The streets were almost empty, dead as the crumpled autumn leaves along the pavements, and the once grand solid magnificence of London skyscrapers lay, shattered ruins of stone scattered across the ground. They could have fallen as easily as toys, I thought mournfully, a stack of building blocks torn asunder by some monstrous giant. The streets of London were a shambles, as though the giant had rampaged through the city, unstoppable. Those who dared to roam the streets carried defeated, frightened looks, as though terrified the monster may return. My imagination was soon at work again as I saw the gargantuan creature storming through the streets of London, ripping buildings apart, sending squealing men and women hurling through the air like dolls, leaving nothing but destruction in its wake. The giant’s name? I’d heard it whispered time and time again. It brought fear to the faces of those who dared speak it, ignited rage in the nations it threatened to attack – War.
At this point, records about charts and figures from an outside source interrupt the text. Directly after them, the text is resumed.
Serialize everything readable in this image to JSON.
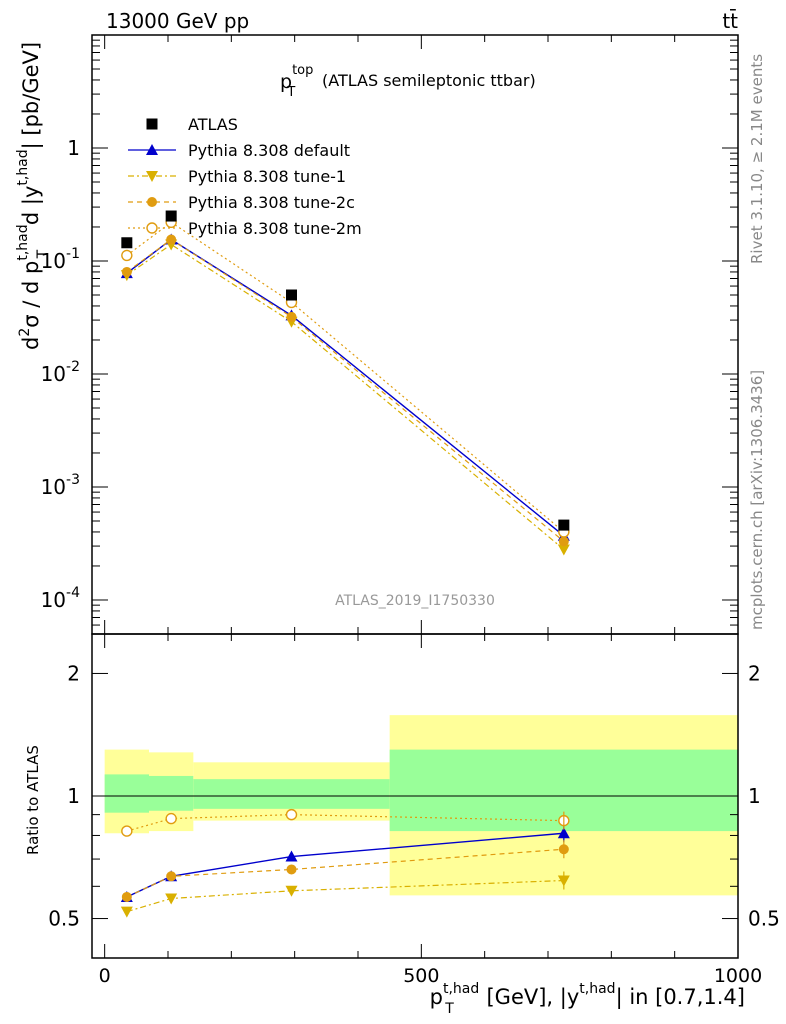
{
  "header": {
    "left": "13000 GeV pp",
    "right": "tt̄"
  },
  "side_labels": {
    "rivet": "Rivet 3.1.10, ≥ 2.1M events",
    "mcplots": "mcplots.cern.ch [arXiv:1306.3436]"
  },
  "chart_data": {
    "type": "line",
    "title_main": "p",
    "title_sup": "top",
    "title_sub": "T",
    "title_rest": "(ATLAS semileptonic ttbar)",
    "watermark": "ATLAS_2019_I1750330",
    "ylabel": "d²σ / d p_T^{t,had} d |y^{t,had}| [pb/GeV]",
    "ylabel_parts": {
      "a": "d",
      "a_sup": "2",
      "b": "σ / d p",
      "b_sup": "t,had",
      "b_sub": "T",
      "c": " d |y",
      "c_sup": "t,had",
      "d": "| [pb/GeV]"
    },
    "ratio_ylabel": "Ratio to ATLAS",
    "xlabel_parts": {
      "a": "p",
      "a_sup": "t,had",
      "a_sub": "T",
      "b": " [GeV], |y",
      "b_sup": "t,had",
      "c": "| in [0.7,1.4]"
    },
    "x_ticks": [
      "0",
      "500",
      "1000"
    ],
    "y_ticks": [
      {
        "base": "10",
        "exp": "-4",
        "v": 0.0001
      },
      {
        "base": "10",
        "exp": "-3",
        "v": 0.001
      },
      {
        "base": "10",
        "exp": "-2",
        "v": 0.01
      },
      {
        "base": "10",
        "exp": "-1",
        "v": 0.1
      },
      {
        "base": "1",
        "exp": "",
        "v": 1
      }
    ],
    "ratio_ticks": [
      "0.5",
      "1",
      "2"
    ],
    "xlim": [
      -20,
      1000
    ],
    "ylim": [
      5e-05,
      10
    ],
    "ratio_ylim": [
      0.4,
      2.5
    ],
    "bins": [
      {
        "lo": 0,
        "hi": 70,
        "x": 35
      },
      {
        "lo": 70,
        "hi": 140,
        "x": 105
      },
      {
        "lo": 140,
        "hi": 450,
        "x": 295
      },
      {
        "lo": 450,
        "hi": 1000,
        "x": 725
      }
    ],
    "atlas": [
      0.145,
      0.25,
      0.05,
      0.00046
    ],
    "band_green": [
      [
        0.91,
        1.13
      ],
      [
        0.92,
        1.12
      ],
      [
        0.93,
        1.1
      ],
      [
        0.82,
        1.3
      ]
    ],
    "band_yellow": [
      [
        0.81,
        1.3
      ],
      [
        0.82,
        1.28
      ],
      [
        0.87,
        1.21
      ],
      [
        0.57,
        1.58
      ]
    ],
    "series": [
      {
        "name": "Pythia 8.308 default",
        "color": "#0000cc",
        "marker": "triangle-up",
        "dash": "",
        "values": [
          0.078,
          0.155,
          0.033,
          0.00037
        ],
        "ratio": [
          0.565,
          0.635,
          0.71,
          0.81
        ]
      },
      {
        "name": "Pythia 8.308 tune-1",
        "color": "#d9b000",
        "marker": "triangle-down",
        "dash": "6,3,2,3",
        "values": [
          0.075,
          0.14,
          0.029,
          0.00028
        ],
        "ratio": [
          0.52,
          0.56,
          0.585,
          0.62
        ]
      },
      {
        "name": "Pythia 8.308 tune-2c",
        "color": "#e09c10",
        "marker": "circle",
        "dash": "5,4",
        "values": [
          0.08,
          0.155,
          0.032,
          0.00033
        ],
        "ratio": [
          0.565,
          0.635,
          0.66,
          0.74
        ]
      },
      {
        "name": "Pythia 8.308 tune-2m",
        "color": "#e09c10",
        "marker": "circle-open",
        "dash": "2,3",
        "values": [
          0.112,
          0.22,
          0.043,
          0.0004
        ],
        "ratio": [
          0.82,
          0.88,
          0.9,
          0.87
        ]
      }
    ],
    "atlas_label": "ATLAS"
  }
}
My thoughts were cut short as the bus came to a shuddering halt, the Pied Piper mumbling words I could barely listen to. Broken spirited, our company filed out of the bus to face the first fully intact building I had seen since my return. Whitewashed stone shone dully in the bare morning light, the word ‘hospital’ all I could recognise carved into the limestone building’s face. I thought of the giant War again as we followed blindly towards the entrance, of the bodies that lay strewn in it’s path. For the first time I thought of my mother, my father, victims of the giants rampage. Cold, dark fear gripped my throat and I plunged into a sea of terror – more icy and horrible than I had ever thought possible. I imagined my family, torn apart as easily as the mighty city of London, left as nothing but scattered debris, cold, dead, lifeless.
We followed winding corridors, like rats lost in a maze, startled by the artificial glare of electric light bouncing around the glassy marble surfaces. The air was stagnant and medicinal, empty and dull, like everything else I’d seen today. The eerie silence remained, haunting our tiny cluster as we meekly followed our stony silent Pied piper, scurrying to match his great, sweeping strides. Through the thick, torpid air, a melodic voice wafted towards me, the familiar sound like a beautiful song; once loved, long forgotten. The voice called my name, much softer than the harsh bark that stirred me from my dreams on the train, what seemed like an age ago. I turned warily, for fear the mangled bodies and vicious ogres of my nightmarish thoughts would soon materialise. Instead what stood before me seemed to wrench me from the murky depths of my pool of fear. A tall, slender figure, dressed in a snowy white hospital gown, rested a gentle hand on my shoulder. I opened my mouth to speak, but my voice seemed to leave me.
In an instant, the horrors of my imagination seemed to melt into the swirl of my mother’s white hospital gown as I glided through the corridor, lead gently by her long-awaited touch. Finally we met my father, asleep in a bed as white and crisp as mother’s gown. War had hit him, the doctors had said, but not badly. War was gone, mother assured me, the monster had moved on. Gazing curiously at the rhythmic rise-and-fall of my father’s chest, mother swept me into a gentle embrace. Warmth flowed throughout my ice little frame, and from another dingy window I saw the first rays of a warm orange sunrise spilling onto the horizon. War was gone. It was time to start rebuilding.